Selain masalah standar menu, Satgas MBG juga mengingatkan semua mitra yayasan, Satuan Pelayanan Pengawasan Internal (SPPI), dan relawan untuk mematuhi regulasi terbaru mengenai penggunaan bahan baku operasional dapur. Hal ini penting agar kualitas gizi yang diberikan kepada masyarakat tetap terjaga dengan baik.

"Ini jadi peringatan bagi yang masih beroperasi sekarang. Pengelolaan SPPG ini harus betul-betul profesional. Jaga standar kecukupan gizi, jaga kebersihan lingkungan dapur, dan patuhi aturan yang ada," jelas Fathul Gani dengan tegas.

Dilarang Menggunakan Bahan Subsidi

Fathul menambahkan bahwa BGN juga menekankan larangan keras terhadap penggunaan bahan-bahan bersubsidi untuk kegiatan operasional dapur MBG. Ini mencakup penggunaan elpiji dan minyak goreng bersubsidi yang seharusnya diperuntukkan bagi masyarakat miskin.
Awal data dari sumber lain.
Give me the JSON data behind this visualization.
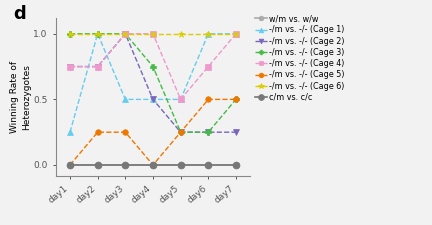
{
  "days": [
    1,
    2,
    3,
    4,
    5,
    6,
    7
  ],
  "day_labels": [
    "day1",
    "day2",
    "day3",
    "day4",
    "day5",
    "day6",
    "day7"
  ],
  "series": [
    {
      "label": "w/m vs. w/w",
      "color": "#aaaaaa",
      "marker": "o",
      "linestyle": "-",
      "values": [
        0.0,
        0.0,
        0.0,
        0.0,
        0.0,
        0.0,
        0.0
      ],
      "markersize": 4,
      "linewidth": 1.2,
      "zorder": 2
    },
    {
      "label": "-/m vs. -/- (Cage 1)",
      "color": "#66CCEE",
      "marker": "^",
      "linestyle": "--",
      "values": [
        0.25,
        1.0,
        0.5,
        0.5,
        0.5,
        1.0,
        1.0
      ],
      "markersize": 4,
      "linewidth": 1.0,
      "zorder": 3
    },
    {
      "label": "-/m vs. -/- (Cage 2)",
      "color": "#7766BB",
      "marker": "v",
      "linestyle": "--",
      "values": [
        0.75,
        0.75,
        1.0,
        0.5,
        0.25,
        0.25,
        0.25
      ],
      "markersize": 4,
      "linewidth": 1.0,
      "zorder": 3
    },
    {
      "label": "-/m vs. -/- (Cage 3)",
      "color": "#44BB44",
      "marker": "P",
      "linestyle": "--",
      "values": [
        1.0,
        1.0,
        1.0,
        0.75,
        0.25,
        0.25,
        0.5
      ],
      "markersize": 4,
      "linewidth": 1.0,
      "zorder": 3
    },
    {
      "label": "-/m vs. -/- (Cage 4)",
      "color": "#EE99CC",
      "marker": "s",
      "linestyle": "--",
      "values": [
        0.75,
        0.75,
        1.0,
        1.0,
        0.5,
        0.75,
        1.0
      ],
      "markersize": 4,
      "linewidth": 1.0,
      "zorder": 3
    },
    {
      "label": "-/m vs. -/- (Cage 5)",
      "color": "#EE7700",
      "marker": "o",
      "linestyle": "--",
      "values": [
        0.0,
        0.25,
        0.25,
        0.0,
        0.25,
        0.5,
        0.5
      ],
      "markersize": 4,
      "linewidth": 1.0,
      "zorder": 3
    },
    {
      "label": "-/m vs. -/- (Cage 6)",
      "color": "#DDCC00",
      "marker": "*",
      "linestyle": "--",
      "values": [
        1.0,
        1.0,
        1.0,
        1.0,
        1.0,
        1.0,
        1.0
      ],
      "markersize": 5,
      "linewidth": 1.0,
      "zorder": 3
    },
    {
      "label": "c/m vs. c/c",
      "color": "#777777",
      "marker": "o",
      "linestyle": "-",
      "values": [
        0.0,
        0.0,
        0.0,
        0.0,
        0.0,
        0.0,
        0.0
      ],
      "markersize": 5,
      "linewidth": 1.2,
      "zorder": 4
    }
  ],
  "ylabel": "Winning Rate of\nHeterozygotes",
  "ylim": [
    -0.08,
    1.12
  ],
  "yticks": [
    0.0,
    0.5,
    1.0
  ],
  "ytick_labels": [
    "0.0",
    "0.5",
    "1.0"
  ],
  "panel_label": "d",
  "bg_color": "#f2f2f2",
  "legend_fontsize": 5.8,
  "axis_fontsize": 6.5,
  "ylabel_fontsize": 6.5
}
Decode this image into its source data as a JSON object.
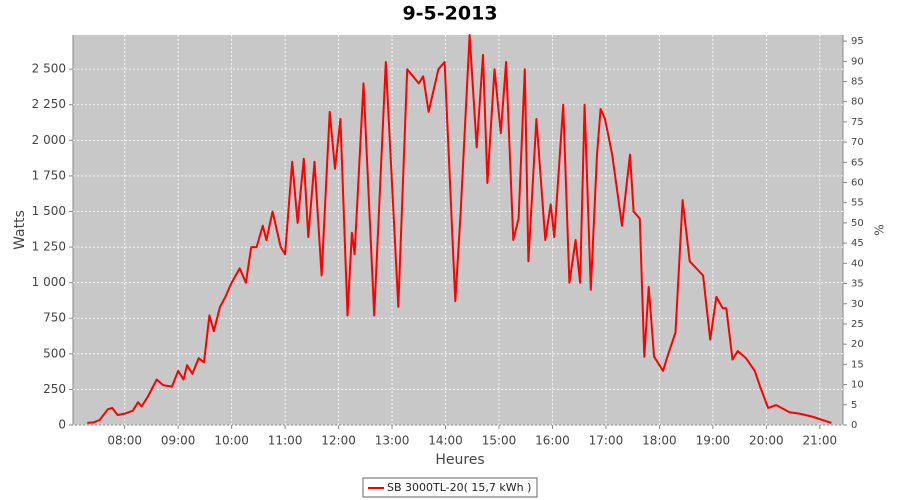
{
  "chart_data": {
    "type": "line",
    "title": "9-5-2013",
    "xlabel": "Heures",
    "ylabel": "Watts",
    "y2label": "%",
    "x": [
      "07:18",
      "07:25",
      "07:32",
      "07:41",
      "07:46",
      "07:52",
      "08:00",
      "08:09",
      "08:15",
      "08:19",
      "08:26",
      "08:36",
      "08:43",
      "08:53",
      "09:00",
      "09:06",
      "09:10",
      "09:16",
      "09:23",
      "09:29",
      "09:35",
      "09:40",
      "09:47",
      "09:53",
      "10:00",
      "10:09",
      "10:16",
      "10:22",
      "10:28",
      "10:35",
      "10:39",
      "10:46",
      "10:55",
      "11:00",
      "11:08",
      "11:14",
      "11:21",
      "11:26",
      "11:33",
      "11:41",
      "11:50",
      "11:56",
      "12:02",
      "12:10",
      "12:15",
      "12:18",
      "12:28",
      "12:40",
      "12:53",
      "13:07",
      "13:17",
      "13:30",
      "13:35",
      "13:41",
      "13:52",
      "13:59",
      "14:11",
      "14:17",
      "14:27",
      "14:35",
      "14:42",
      "14:47",
      "14:55",
      "15:02",
      "15:08",
      "15:16",
      "15:22",
      "15:29",
      "15:33",
      "15:42",
      "15:52",
      "15:58",
      "16:02",
      "16:12",
      "16:19",
      "16:26",
      "16:31",
      "16:36",
      "16:43",
      "16:50",
      "16:54",
      "16:59",
      "17:07",
      "17:18",
      "17:27",
      "17:31",
      "17:38",
      "17:43",
      "17:48",
      "17:54",
      "18:04",
      "18:10",
      "18:18",
      "18:26",
      "18:34",
      "18:49",
      "18:57",
      "19:04",
      "19:11",
      "19:15",
      "19:22",
      "19:28",
      "19:37",
      "19:47",
      "19:53",
      "20:02",
      "20:11",
      "20:26",
      "20:37",
      "20:51",
      "21:13"
    ],
    "series": [
      {
        "name": "SB 3000TL-20( 15,7 kWh )",
        "color": "#ff0000",
        "values": [
          15,
          18,
          35,
          110,
          120,
          70,
          80,
          100,
          160,
          130,
          200,
          320,
          280,
          270,
          380,
          320,
          420,
          360,
          470,
          440,
          770,
          660,
          830,
          900,
          1000,
          1100,
          1000,
          1250,
          1250,
          1400,
          1300,
          1500,
          1250,
          1200,
          1850,
          1420,
          1870,
          1320,
          1850,
          1050,
          2200,
          1800,
          2150,
          770,
          1350,
          1200,
          2400,
          770,
          2550,
          830,
          2500,
          2400,
          2450,
          2200,
          2500,
          2550,
          870,
          1500,
          2740,
          1950,
          2600,
          1700,
          2500,
          2050,
          2550,
          1300,
          1450,
          2500,
          1150,
          2150,
          1300,
          1550,
          1320,
          2250,
          1000,
          1300,
          1000,
          2250,
          950,
          1900,
          2220,
          2150,
          1900,
          1400,
          1900,
          1500,
          1450,
          480,
          970,
          480,
          380,
          500,
          650,
          1580,
          1150,
          1050,
          600,
          900,
          820,
          820,
          460,
          520,
          470,
          380,
          270,
          120,
          140,
          90,
          80,
          60,
          15
        ]
      }
    ],
    "xlim": [
      "07:02",
      "21:26"
    ],
    "xticks": [
      "08:00",
      "09:00",
      "10:00",
      "11:00",
      "12:00",
      "13:00",
      "14:00",
      "15:00",
      "16:00",
      "17:00",
      "18:00",
      "19:00",
      "20:00",
      "21:00"
    ],
    "ylim": [
      0,
      2740
    ],
    "yticks": [
      0,
      250,
      500,
      750,
      {
        "value": 1000,
        "label": "1 000"
      },
      {
        "value": 1250,
        "label": "1 250"
      },
      {
        "value": 1500,
        "label": "1 500"
      },
      {
        "value": 1750,
        "label": "1 750"
      },
      {
        "value": 2000,
        "label": "2 000"
      },
      {
        "value": 2250,
        "label": "2 250"
      },
      {
        "value": 2500,
        "label": "2 500"
      }
    ],
    "y2lim": [
      0,
      96.5
    ],
    "y2ticks": [
      0,
      5,
      10,
      15,
      20,
      25,
      30,
      35,
      40,
      45,
      50,
      55,
      60,
      65,
      70,
      75,
      80,
      85,
      90,
      95
    ],
    "grid": true,
    "legend": "bottom"
  }
}
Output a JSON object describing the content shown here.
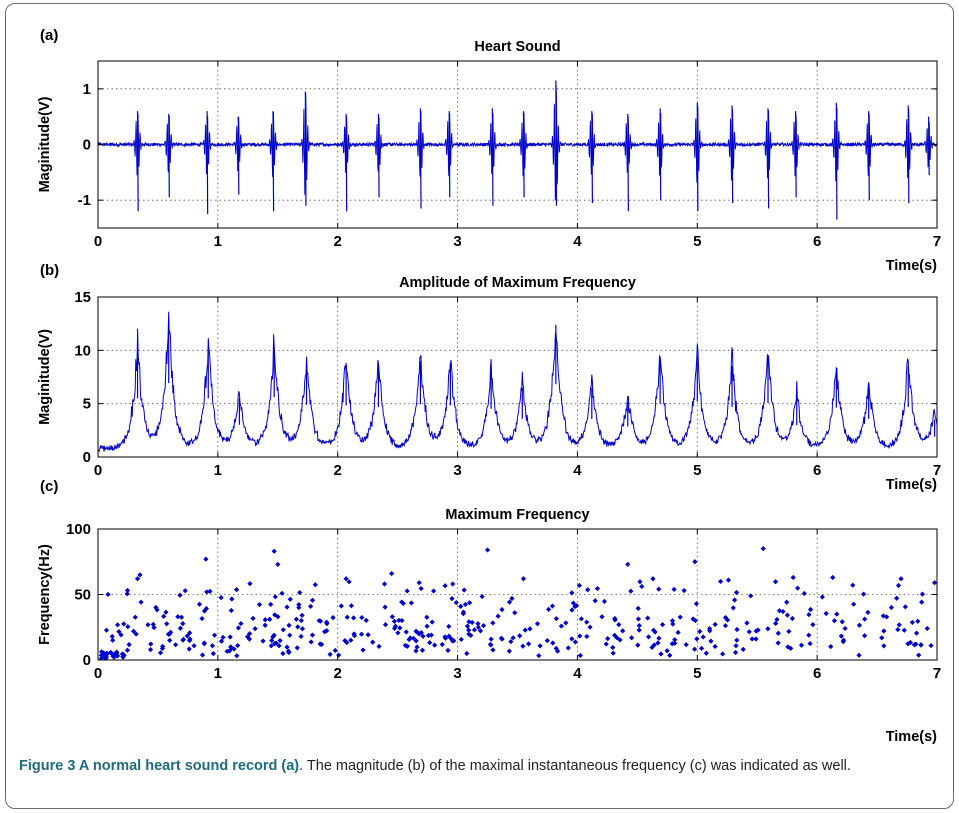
{
  "chart_data": [
    {
      "panel": "(a)",
      "title": "Heart Sound",
      "type": "line",
      "ylabel": "Maginitude(V)",
      "xlabel": "Time(s)",
      "xlim": [
        0,
        7
      ],
      "ylim": [
        -1.5,
        1.5
      ],
      "xticks": [
        0,
        1,
        2,
        3,
        4,
        5,
        6,
        7
      ],
      "yticks": [
        -1,
        0,
        1
      ],
      "grid": true,
      "color": "#0000cc",
      "events": [
        {
          "t": 0.33,
          "amp": 0.6,
          "neg": -1.2
        },
        {
          "t": 0.59,
          "amp": 0.55,
          "neg": -0.95
        },
        {
          "t": 0.91,
          "amp": 0.6,
          "neg": -1.25
        },
        {
          "t": 1.17,
          "amp": 0.5,
          "neg": -0.9
        },
        {
          "t": 1.46,
          "amp": 0.6,
          "neg": -1.2
        },
        {
          "t": 1.73,
          "amp": 0.95,
          "neg": -1.1
        },
        {
          "t": 2.07,
          "amp": 0.55,
          "neg": -1.2
        },
        {
          "t": 2.34,
          "amp": 0.55,
          "neg": -0.95
        },
        {
          "t": 2.69,
          "amp": 0.65,
          "neg": -1.15
        },
        {
          "t": 2.93,
          "amp": 0.6,
          "neg": -0.95
        },
        {
          "t": 3.29,
          "amp": 0.65,
          "neg": -1.1
        },
        {
          "t": 3.55,
          "amp": 0.6,
          "neg": -0.95
        },
        {
          "t": 3.82,
          "amp": 1.15,
          "neg": -1.1
        },
        {
          "t": 4.12,
          "amp": 0.6,
          "neg": -1.05
        },
        {
          "t": 4.42,
          "amp": 0.55,
          "neg": -1.2
        },
        {
          "t": 4.69,
          "amp": 0.65,
          "neg": -1.0
        },
        {
          "t": 5.0,
          "amp": 0.75,
          "neg": -1.2
        },
        {
          "t": 5.29,
          "amp": 0.7,
          "neg": -1.05
        },
        {
          "t": 5.59,
          "amp": 0.65,
          "neg": -1.15
        },
        {
          "t": 5.82,
          "amp": 0.6,
          "neg": -0.95
        },
        {
          "t": 6.16,
          "amp": 0.75,
          "neg": -1.35
        },
        {
          "t": 6.43,
          "amp": 0.6,
          "neg": -1.0
        },
        {
          "t": 6.76,
          "amp": 0.7,
          "neg": -1.05
        },
        {
          "t": 6.93,
          "amp": 0.5,
          "neg": -0.55
        }
      ]
    },
    {
      "panel": "(b)",
      "title": "Amplitude of Maximum Frequency",
      "type": "line",
      "ylabel": "Maginitude(V)",
      "xlabel": "Time(s)",
      "xlim": [
        0,
        7
      ],
      "ylim": [
        0,
        15
      ],
      "xticks": [
        0,
        1,
        2,
        3,
        4,
        5,
        6,
        7
      ],
      "yticks": [
        0,
        5,
        10,
        15
      ],
      "grid": true,
      "color": "#0000cc",
      "peaks": [
        {
          "t": 0.33,
          "v": 10.0
        },
        {
          "t": 0.59,
          "v": 12.6
        },
        {
          "t": 0.92,
          "v": 10.0
        },
        {
          "t": 1.18,
          "v": 5.5
        },
        {
          "t": 1.47,
          "v": 10.2
        },
        {
          "t": 1.74,
          "v": 8.9
        },
        {
          "t": 2.07,
          "v": 8.8
        },
        {
          "t": 2.34,
          "v": 8.5
        },
        {
          "t": 2.69,
          "v": 9.0
        },
        {
          "t": 2.94,
          "v": 8.8
        },
        {
          "t": 3.28,
          "v": 8.2
        },
        {
          "t": 3.54,
          "v": 6.5
        },
        {
          "t": 3.82,
          "v": 12.4
        },
        {
          "t": 4.12,
          "v": 6.5
        },
        {
          "t": 4.42,
          "v": 5.2
        },
        {
          "t": 4.69,
          "v": 9.1
        },
        {
          "t": 5.0,
          "v": 9.5
        },
        {
          "t": 5.29,
          "v": 8.5
        },
        {
          "t": 5.59,
          "v": 9.2
        },
        {
          "t": 5.83,
          "v": 5.4
        },
        {
          "t": 6.16,
          "v": 8.4
        },
        {
          "t": 6.43,
          "v": 6.5
        },
        {
          "t": 6.76,
          "v": 8.5
        },
        {
          "t": 6.98,
          "v": 3.5
        }
      ],
      "baseline": 0.8
    },
    {
      "panel": "(c)",
      "title": "Maximum Frequency",
      "type": "scatter",
      "ylabel": "Frequency(Hz)",
      "xlabel": "Time(s)",
      "xlim": [
        0,
        7
      ],
      "ylim": [
        0,
        100
      ],
      "xticks": [
        0,
        1,
        2,
        3,
        4,
        5,
        6,
        7
      ],
      "yticks": [
        0,
        50,
        100
      ],
      "grid": true,
      "color": "#0000cc",
      "highlighted_points": [
        {
          "x": 0.9,
          "y": 77
        },
        {
          "x": 1.47,
          "y": 83
        },
        {
          "x": 1.5,
          "y": 73
        },
        {
          "x": 3.25,
          "y": 84
        },
        {
          "x": 5.55,
          "y": 85
        },
        {
          "x": 4.98,
          "y": 75
        },
        {
          "x": 4.42,
          "y": 73
        },
        {
          "x": 2.45,
          "y": 66
        },
        {
          "x": 0.35,
          "y": 65
        },
        {
          "x": 0.33,
          "y": 62
        },
        {
          "x": 2.07,
          "y": 62
        },
        {
          "x": 2.68,
          "y": 59
        },
        {
          "x": 2.96,
          "y": 58
        },
        {
          "x": 3.55,
          "y": 62
        },
        {
          "x": 4.63,
          "y": 62
        },
        {
          "x": 5.26,
          "y": 61
        },
        {
          "x": 5.8,
          "y": 63
        },
        {
          "x": 6.13,
          "y": 63
        },
        {
          "x": 6.7,
          "y": 62
        },
        {
          "x": 6.98,
          "y": 59
        }
      ]
    }
  ],
  "panel_labels": [
    "(a)",
    "(b)",
    "(c)"
  ],
  "caption": {
    "lead": "Figure 3 A normal heart sound record (a)",
    "body": ". The magnitude (b) of the maximal instantaneous frequency (c) was indicated as well."
  }
}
"Penggunaan elpiji bersubsidi dan Minyakita itu dilarang karena diperuntukkan bagi masyarakat miskin. Untuk dapur operasional, wajib menggunakan elpiji non-subsidi. Jadi, sudah sangat jelas aturan harus dipatuhi," tegasnya.

Mengenai rincian dapur yang terkena suspend, SPPG Pringgabaya Lombok Timur mengalami suspend selama 278 hari, sementara SPPG Labuan Bontong Tarano Sumbawa selama 178 hari. SPPG Kopang Rembige 2 Lombok Tengah mendapatkan suspend selama 114 hari, dan SPPG Sandubaya Bertais Mataram selama 141 hari.

Selanjutnya, SPPG Praya Jontlak II Lombok Tengah mengalami suspend selama 106 hari, SPPG Menggala Pemenang Lombok Utara selama 97 hari, dan SPPG Pujut Kawo Lombok Tengah selama 114 hari. SPPG Soromandi Sai Bima mendapatkan suspend selama 130 hari, sedangkan Sape Bugis III Bima selama 134 hari.

SPPG Mande Mpunda Kota Bima mengalami suspend selama 128 hari, SPPG Selebung Ketangga Keruak Lombok Timur selama 132 hari, SPPG Bunut Baok Lombok Tengah selama 127 hari, SPPG Aikmel V Lombok Timur selama 113 hari, SPPG Bada Dompu selama 107 hari, SPPG Rasa Bou Hu'u Dompu selama 101 hari, dan SPPG Cakranegara selama 145 hari.